Perhaps the ever-increasing number of data images, machine learning algorithms, and technologies will continue to enhance life on Earth. But are most people able to distinguish between real and fake images? In experimental investigations, Bozkir et al. explore the consequences of human limitations when it comes to facial recognition and social issues.
The authors begin by concisely reviewing the literature. They then analyze and investigate the incidental impacts of dubious videos, images, and texts created by high school adolescents and adults worldwide. Perhaps “eye tracking can support self-reported measures in investigating objective human visual behaviors when people encounter such content.” The authors shed new light on this timely issue.
But can humans differentiate computer-generated images from actual face images? In experiments, the authors investigate hypotheses about the extent to which humans are likely to recognize (1) fake from real images, (2) the impacts of image fixation rates on face recognition, and (3) the impacts of facial features like hair and eyes on image recognition. Twenty-two computer-literate subjects (14 men and eight women), all with adequate vision and English competency, were randomly stratified into two groups by gender and computer skills.
The authors performed a two-phase experiment. First, the participants viewed a reliable subset of real images and assorted computer-generated face images. All face images were portrayed in head-on views, with identical positioning, sizes, and properties to ensure a veracious examination of eye motion between images. Next, the subjects who successfully completed the visualization activities rated each image--using a 7-point Likert scale ranging from “completely disagree” to “completely agree”--by assessing the statement “I think this image is computer generated.”

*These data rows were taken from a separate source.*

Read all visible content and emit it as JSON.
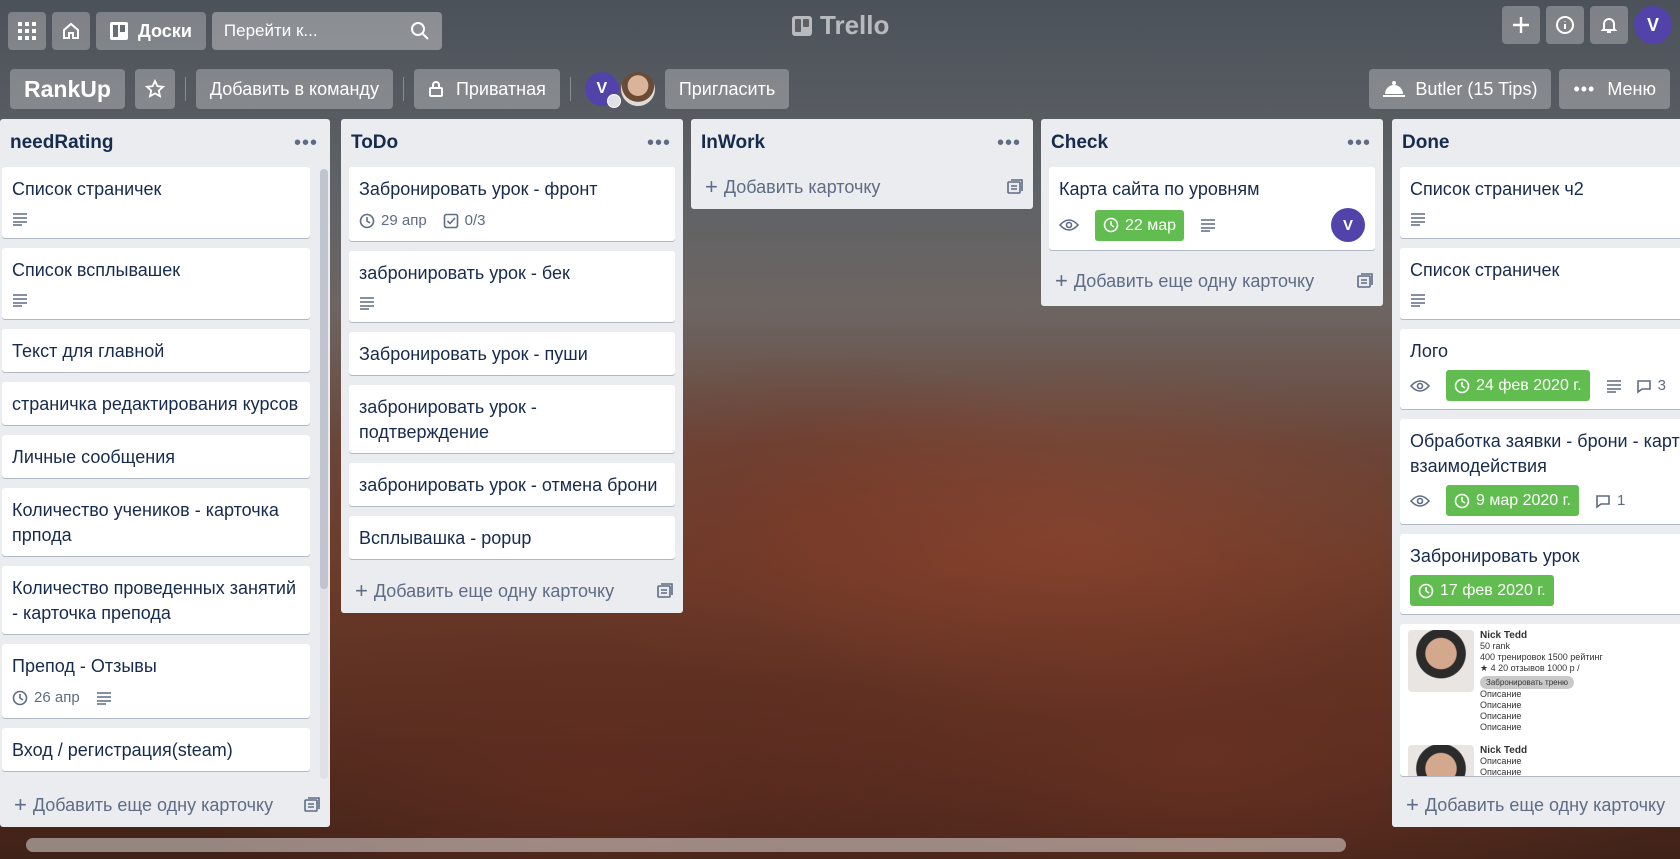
{
  "topbar": {
    "boards_label": "Доски",
    "search_placeholder": "Перейти к...",
    "logo": "Trello",
    "user_initial": "V"
  },
  "board": {
    "title": "RankUp",
    "add_team": "Добавить в команду",
    "privacy": "Приватная",
    "member_initial": "V",
    "invite": "Пригласить",
    "butler": "Butler (15 Tips)",
    "menu": "Меню"
  },
  "lists": [
    {
      "title": "needRating",
      "cards": [
        {
          "title": "Список страничек",
          "desc": true
        },
        {
          "title": "Список всплывашек",
          "desc": true
        },
        {
          "title": "Текст для главной"
        },
        {
          "title": "страничка редактирования курсов"
        },
        {
          "title": "Личные сообщения"
        },
        {
          "title": "Количество учеников - карточка прпода"
        },
        {
          "title": "Количество проведенных занятий - карточка препода"
        },
        {
          "title": "Препод - Отзывы",
          "due": "26 апр",
          "desc": true
        },
        {
          "title": "Вход / регистрация(steam)"
        }
      ],
      "add": "Добавить еще одну карточку"
    },
    {
      "title": "ToDo",
      "cards": [
        {
          "title": "Забронировать урок - фронт",
          "due": "29 апр",
          "checklist": "0/3"
        },
        {
          "title": "забронировать урок - бек",
          "desc": true
        },
        {
          "title": "Забронировать урок - пуши"
        },
        {
          "title": "забронировать урок - подтверждение"
        },
        {
          "title": "забронировать урок - отмена брони"
        },
        {
          "title": "Всплывашка - popup"
        }
      ],
      "add": "Добавить еще одну карточку"
    },
    {
      "title": "InWork",
      "cards": [],
      "add": "Добавить карточку"
    },
    {
      "title": "Check",
      "cards": [
        {
          "title": "Карта сайта по уровням",
          "watch": true,
          "due": "22 мар",
          "desc": true,
          "member": "V"
        }
      ],
      "add": "Добавить еще одну карточку"
    },
    {
      "title": "Done",
      "cards": [
        {
          "title": "Список страничек ч2",
          "desc": true
        },
        {
          "title": "Список страничек",
          "desc": true
        },
        {
          "title": "Лого",
          "watch": true,
          "due": "24 фев 2020 г.",
          "desc": true,
          "comments": "3"
        },
        {
          "title": "Обработка заявки - брони - карточка взаимодействия",
          "watch": true,
          "due": "9 мар 2020 г.",
          "comments": "1"
        },
        {
          "title": "Забронировать урок",
          "due": "17 фев 2020 г."
        }
      ],
      "preview": {
        "name1": "Nick Tedd",
        "stat1": "50 rank",
        "stat2": "400 тренировок 1500 рейтинг",
        "rating": "4",
        "reviews": "20 отзывов",
        "price": "1000 р /",
        "book": "Забронировать треню",
        "desc1": "Описание",
        "desc2": "Описание",
        "desc3": "Описание",
        "desc4": "Описание",
        "name2": "Nick Tedd",
        "desc5": "Описание",
        "desc6": "Описание"
      },
      "add": "Добавить еще одну карточку"
    }
  ]
}
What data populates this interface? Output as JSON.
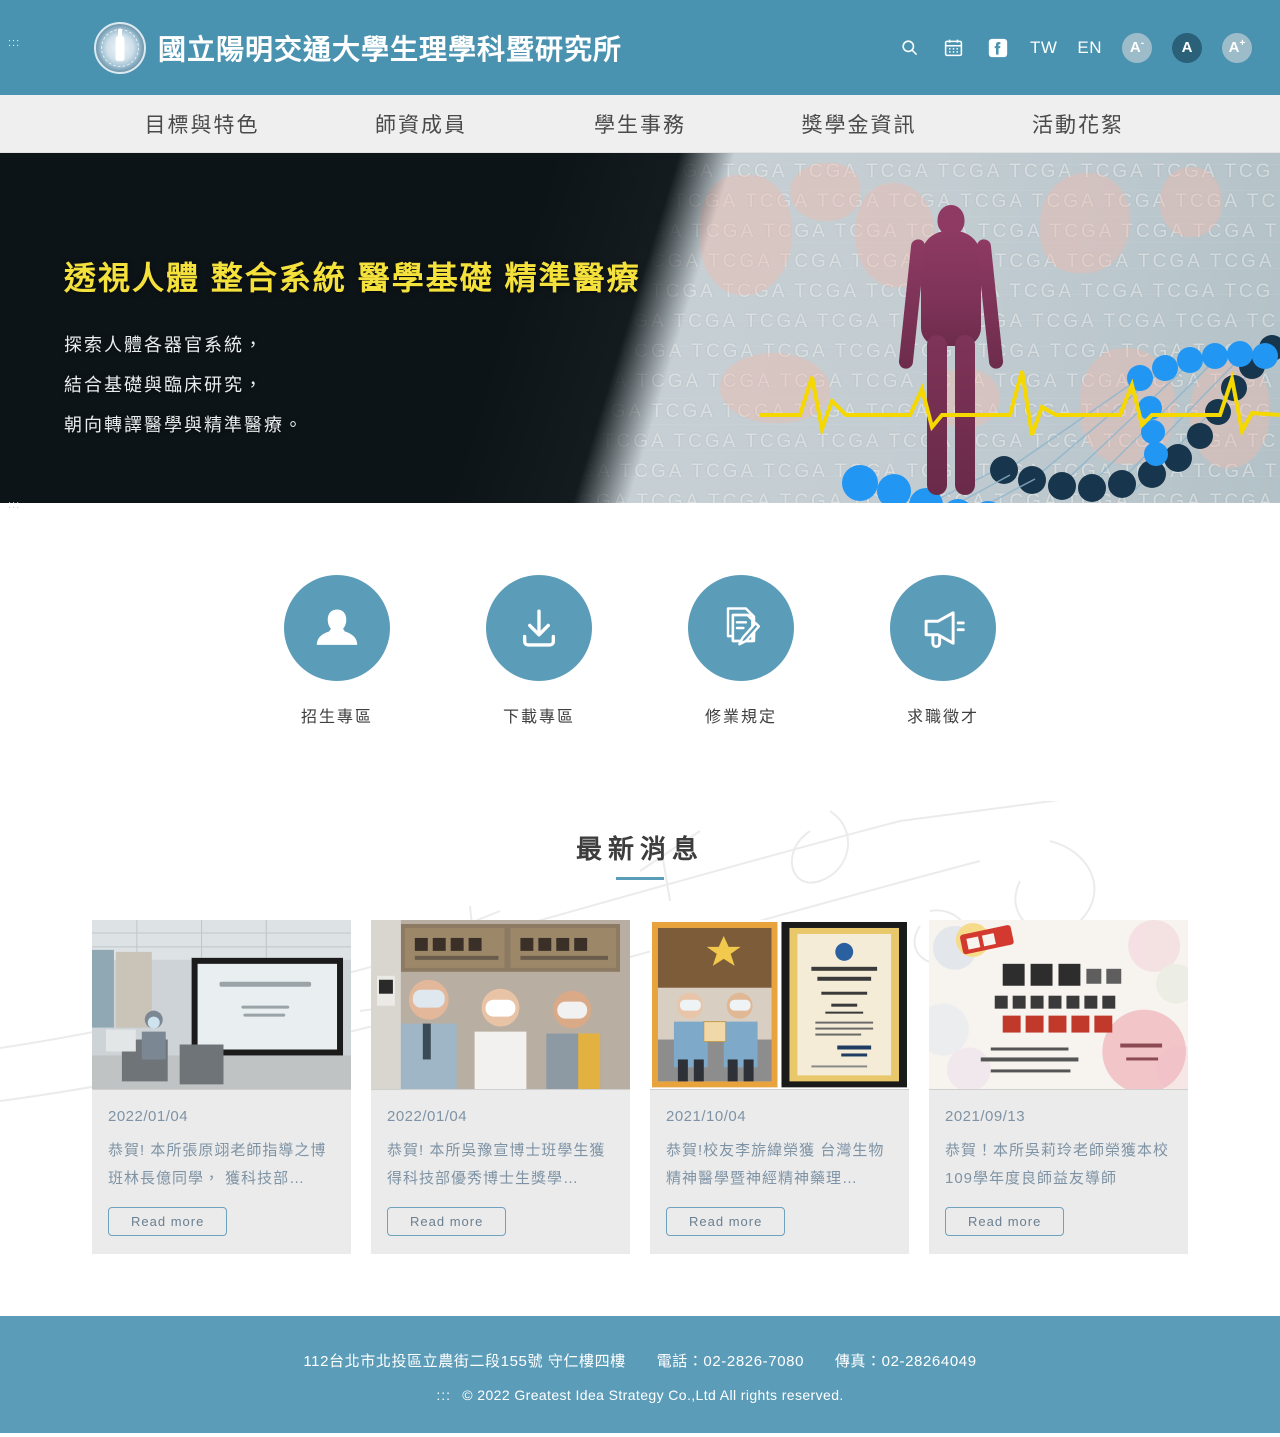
{
  "header": {
    "logo_name": "university-emblem",
    "title": "國立陽明交通大學生理學科暨研究所",
    "accessibility_marker": ":::",
    "tools": {
      "search_icon": "search-icon",
      "calendar_icon": "calendar-icon",
      "facebook_icon": "facebook-icon",
      "lang_tw": "TW",
      "lang_en": "EN",
      "font_small": "A",
      "font_small_sup": "-",
      "font_normal": "A",
      "font_large": "A",
      "font_large_sup": "+"
    },
    "brand_color": "#4a93b0"
  },
  "nav": {
    "items": [
      {
        "label": "目標與特色"
      },
      {
        "label": "師資成員"
      },
      {
        "label": "學生事務"
      },
      {
        "label": "獎學金資訊"
      },
      {
        "label": "活動花絮"
      }
    ]
  },
  "hero": {
    "accessibility_marker": ":::",
    "title": "透視人體 整合系統 醫學基礎 精準醫療",
    "lines": [
      "探索人體各器官系統，",
      "結合基礎與臨床研究，",
      "朝向轉譯醫學與精準醫療。"
    ],
    "title_color": "#f5e13c",
    "background_text": "TCGA"
  },
  "quicklinks": {
    "items": [
      {
        "label": "招生專區",
        "icon": "person-icon"
      },
      {
        "label": "下載專區",
        "icon": "download-icon"
      },
      {
        "label": "修業規定",
        "icon": "document-pen-icon"
      },
      {
        "label": "求職徵才",
        "icon": "megaphone-icon"
      }
    ],
    "accent_color": "#5b9cb8"
  },
  "news": {
    "heading": "最新消息",
    "read_more_label": "Read more",
    "cards": [
      {
        "date": "2022/01/04",
        "title": "恭賀! 本所張原翊老師指導之博班林長億同學， 獲科技部…",
        "thumb": "lecture-room-photo"
      },
      {
        "date": "2022/01/04",
        "title": "恭賀! 本所吳豫宣博士班學生獲得科技部優秀博士生獎學…",
        "thumb": "department-sign-group-photo"
      },
      {
        "date": "2021/10/04",
        "title": "恭賀!校友李旂緯榮獲 台灣生物精神醫學暨神經精神藥理…",
        "thumb": "award-ceremony-photo"
      },
      {
        "date": "2021/09/13",
        "title": "恭賀！本所吳莉玲老師榮獲本校109學年度良師益友導師",
        "thumb": "congratulation-poster"
      }
    ]
  },
  "footer": {
    "address": "112台北市北投區立農街二段155號 守仁樓四樓",
    "phone": "電話：02-2826-7080",
    "fax": "傳真：02-28264049",
    "marker": ":::",
    "copyright": "© 2022 Greatest Idea Strategy Co.,Ltd All rights reserved.",
    "background_color": "#5b9cb8"
  }
}
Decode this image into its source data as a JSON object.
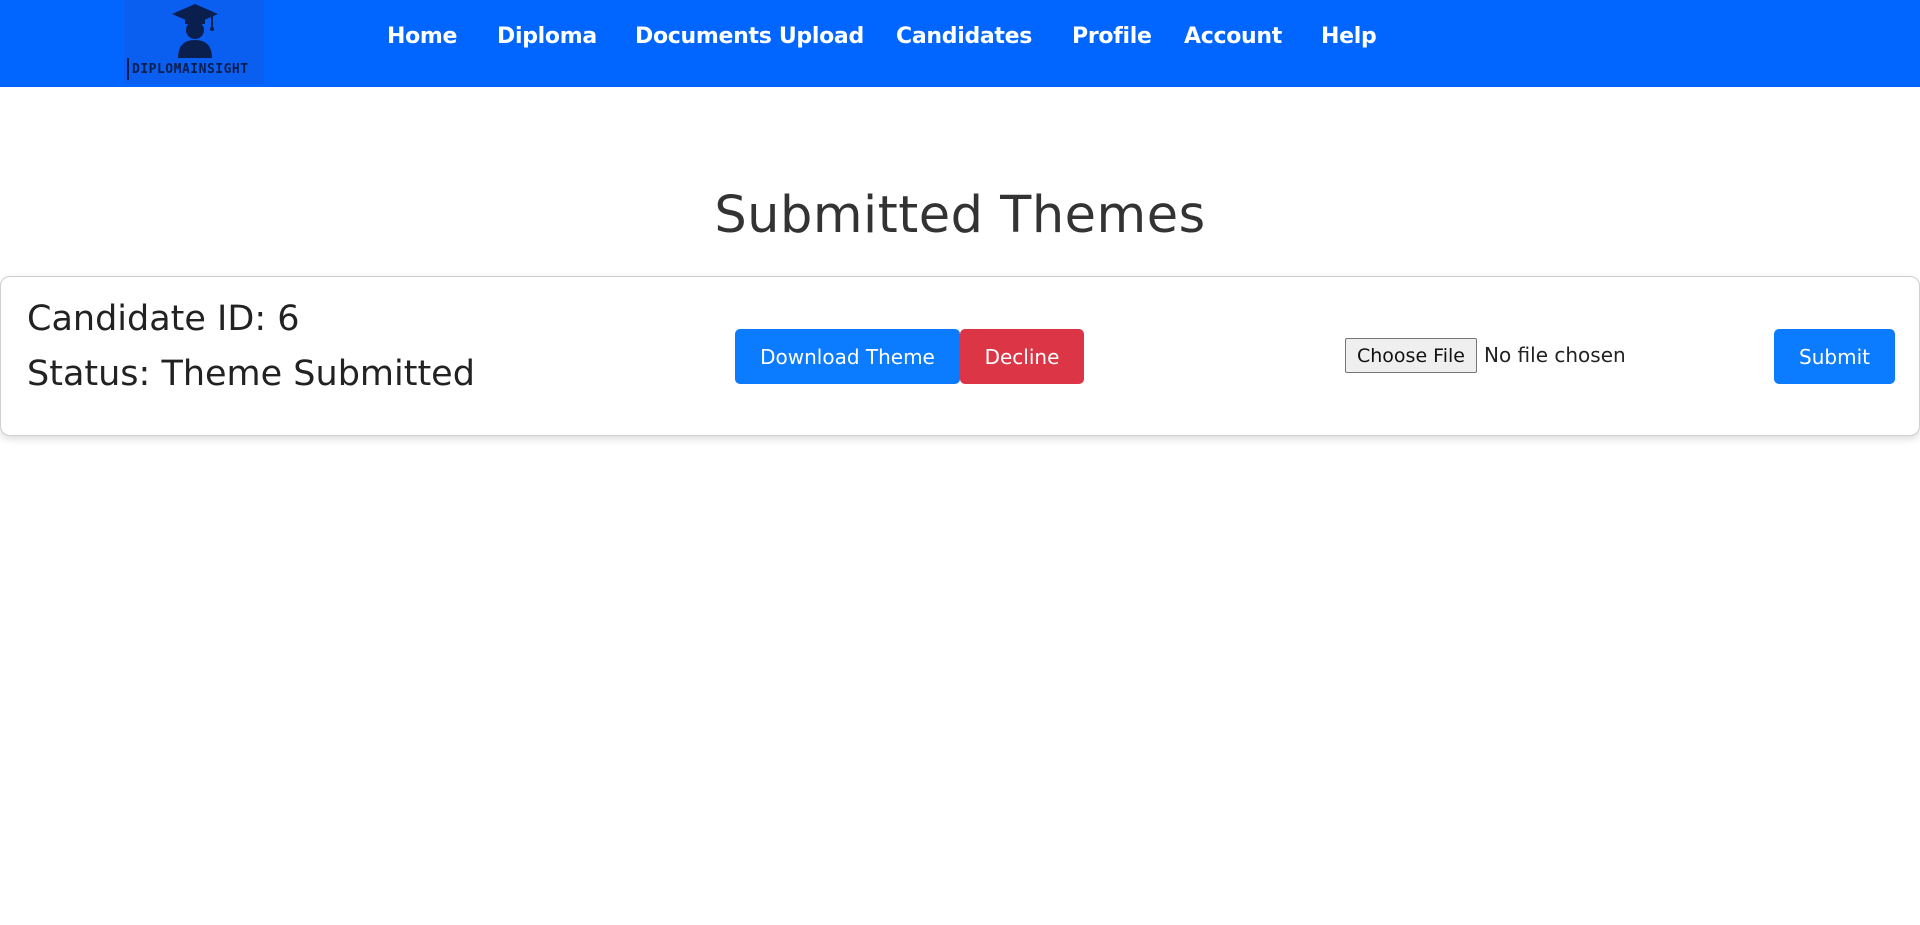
{
  "logo": {
    "text": "DIPLOMAINSIGHT",
    "icon": "graduation-cap-icon"
  },
  "nav": {
    "items": [
      {
        "label": "Home"
      },
      {
        "label": "Diploma"
      },
      {
        "label": "Documents Upload"
      },
      {
        "label": "Candidates"
      },
      {
        "label": "Profile"
      },
      {
        "label": "Account"
      },
      {
        "label": "Help"
      }
    ]
  },
  "page": {
    "title": "Submitted Themes"
  },
  "submission": {
    "candidate_line": "Candidate ID: 6",
    "status_line": "Status: Theme Submitted",
    "download_label": "Download Theme",
    "decline_label": "Decline",
    "choose_file_label": "Choose File",
    "file_status": "No file chosen",
    "submit_label": "Submit"
  },
  "colors": {
    "navbar": "#0066ff",
    "primary_button": "#0b7bff",
    "danger_button": "#dc3545"
  }
}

In the investigation, two small groups of subjects viewed different actual and computer-generated face images. Consequently, the authors appropriately applied (a) the Mann-Whitney U test for independent samples, (b) the Wilcoxon signed-rank test for paired samples, and (c) the Holm-Bonferroni correction for multiple comparison tests to analyze the three research hypotheses. The experimental results are revealing:
While people are relatively better at identifying the truthfulness of real faces and faces generated by earlier machine learning algorithms with different gazing behaviors in viewing and rating phases, they perform less accurately when deciding the truthfulness of synthetic face images that are generated by newer algorithms.
The authors also recognize the experiment’s weaknesses: its small sample size, as well as the unknown human reactions to images generated from emerging machine learning (ML) and artificial intelligence (AI) algorithms.
The use of deceptive synthetic images to spread false or misleading information (for example, fake news) continues to be a threat to society. Policymakers and lawmakers should read this insightful paper.